SURVIVAL OF OBLIGATIONS
Any rights and obligations that by their nature extend beyond the expiration or termination of the Agreement shall survive the expiration or termination of the Agreement, including, without limitation, each party’s confidentiality obligations, Supplier’s indemnification obligations and the limitation of liability.
FORCE MAJEURE
Neither party will be liable for any failure to perform, caused by circumstances beyond its reasonable control and not reasonably foreseeable and preventable, including, without limitation, fire, earthquake, flood, acts of God, acts of war, acts or terrorism, government action, pandemic, epidemic, or other similar catastrophic occurrences (each, a “Force Majeure Event”). The obligations of a party that are prevented from being performed (“Non-performing Party”) by a Force Majeure Event shall be extended on a day-to-day basis for the time period \that the Force Majeure Event prevents such performance, so long as the Non-performing Party: (i) promptly notifies the other party of the occurrence of the Force Majeure Event, its effect on performance, and how long it is expected to last; (ii) updates such information as reasonably necessary; and (iii) uses reasonable efforts to limit any loss or damages to the other party, mitigate the delay, and resume performance as soon as practicable. Should a Force Majeure Event continue for more than ten (10) consecutive days, Archer may terminate the Agreement and/or any impacted Ordering Document upon written notice to Supplier, will have no liability in connection therewith and shall be entitled to a refund of any amounts paid in connection with any Goods that have yet to be delivered, Services that have yet to be performed or remaining period of any Software Subscription Term.
NO WAIVER
No failure or delay of either party in exercising at any time any of its rights, powers or remedies under the Agreement, in exercising any election or option provided herein, or in requiring the performance by the other party of any of the provisions herein will in any way be construed to be a waiver of such provisions, and any waiver of any provision granted on one occasion shall not be deemed a waiver of such provision on other occasions.
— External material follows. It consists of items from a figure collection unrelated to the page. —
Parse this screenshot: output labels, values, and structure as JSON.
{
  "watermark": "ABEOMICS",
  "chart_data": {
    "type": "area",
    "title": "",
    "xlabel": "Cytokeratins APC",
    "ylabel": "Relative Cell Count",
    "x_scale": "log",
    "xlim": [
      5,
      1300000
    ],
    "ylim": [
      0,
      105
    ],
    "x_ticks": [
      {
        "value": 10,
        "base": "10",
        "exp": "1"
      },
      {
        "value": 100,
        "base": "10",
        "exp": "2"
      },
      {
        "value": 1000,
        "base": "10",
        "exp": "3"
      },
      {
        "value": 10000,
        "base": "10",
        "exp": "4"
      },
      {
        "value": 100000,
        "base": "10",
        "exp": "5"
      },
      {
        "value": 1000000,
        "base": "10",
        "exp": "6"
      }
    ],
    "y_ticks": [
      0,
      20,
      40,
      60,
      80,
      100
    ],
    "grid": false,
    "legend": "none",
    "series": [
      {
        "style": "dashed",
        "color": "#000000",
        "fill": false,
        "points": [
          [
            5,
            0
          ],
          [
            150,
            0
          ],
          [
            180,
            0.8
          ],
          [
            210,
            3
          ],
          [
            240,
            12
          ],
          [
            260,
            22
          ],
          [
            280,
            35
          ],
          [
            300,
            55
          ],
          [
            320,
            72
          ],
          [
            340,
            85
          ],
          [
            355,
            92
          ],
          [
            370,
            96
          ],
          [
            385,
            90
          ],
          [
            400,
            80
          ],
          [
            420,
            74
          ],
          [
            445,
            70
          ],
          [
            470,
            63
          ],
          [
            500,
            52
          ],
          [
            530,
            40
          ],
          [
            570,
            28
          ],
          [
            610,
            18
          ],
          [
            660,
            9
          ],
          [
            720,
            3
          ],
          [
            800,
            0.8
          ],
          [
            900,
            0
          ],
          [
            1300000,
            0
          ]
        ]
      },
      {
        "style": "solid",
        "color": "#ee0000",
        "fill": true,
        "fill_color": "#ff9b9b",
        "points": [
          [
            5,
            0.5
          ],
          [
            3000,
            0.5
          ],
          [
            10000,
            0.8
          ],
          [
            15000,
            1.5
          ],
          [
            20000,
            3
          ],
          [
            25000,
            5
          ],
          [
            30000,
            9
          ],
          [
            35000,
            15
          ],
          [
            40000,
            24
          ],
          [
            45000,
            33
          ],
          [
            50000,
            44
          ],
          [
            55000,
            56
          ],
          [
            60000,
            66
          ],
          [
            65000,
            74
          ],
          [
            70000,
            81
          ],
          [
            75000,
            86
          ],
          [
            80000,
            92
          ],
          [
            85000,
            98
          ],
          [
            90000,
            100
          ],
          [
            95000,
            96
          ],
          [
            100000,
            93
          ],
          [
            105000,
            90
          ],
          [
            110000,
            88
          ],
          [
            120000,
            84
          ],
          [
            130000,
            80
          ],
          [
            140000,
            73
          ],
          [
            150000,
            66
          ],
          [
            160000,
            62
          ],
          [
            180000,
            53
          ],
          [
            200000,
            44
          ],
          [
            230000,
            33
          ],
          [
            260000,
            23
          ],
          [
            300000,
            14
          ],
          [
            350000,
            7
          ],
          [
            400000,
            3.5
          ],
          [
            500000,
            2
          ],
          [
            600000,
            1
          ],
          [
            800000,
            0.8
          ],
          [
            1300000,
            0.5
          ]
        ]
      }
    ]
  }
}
CHANGES TO THESE TERMS AND ADDITIONAL TERMS
The version of these Terms and any Additional Terms in effect as of the date of the applicable Ordering Document(s) will govern the provision of Goods, Services, or Software pursuant thereto. Archer shall at all times have the right to make changes to these Terms and any Additional Terms provided that such changes shall only apply to any Ordering Document subsequently entered into by the parties.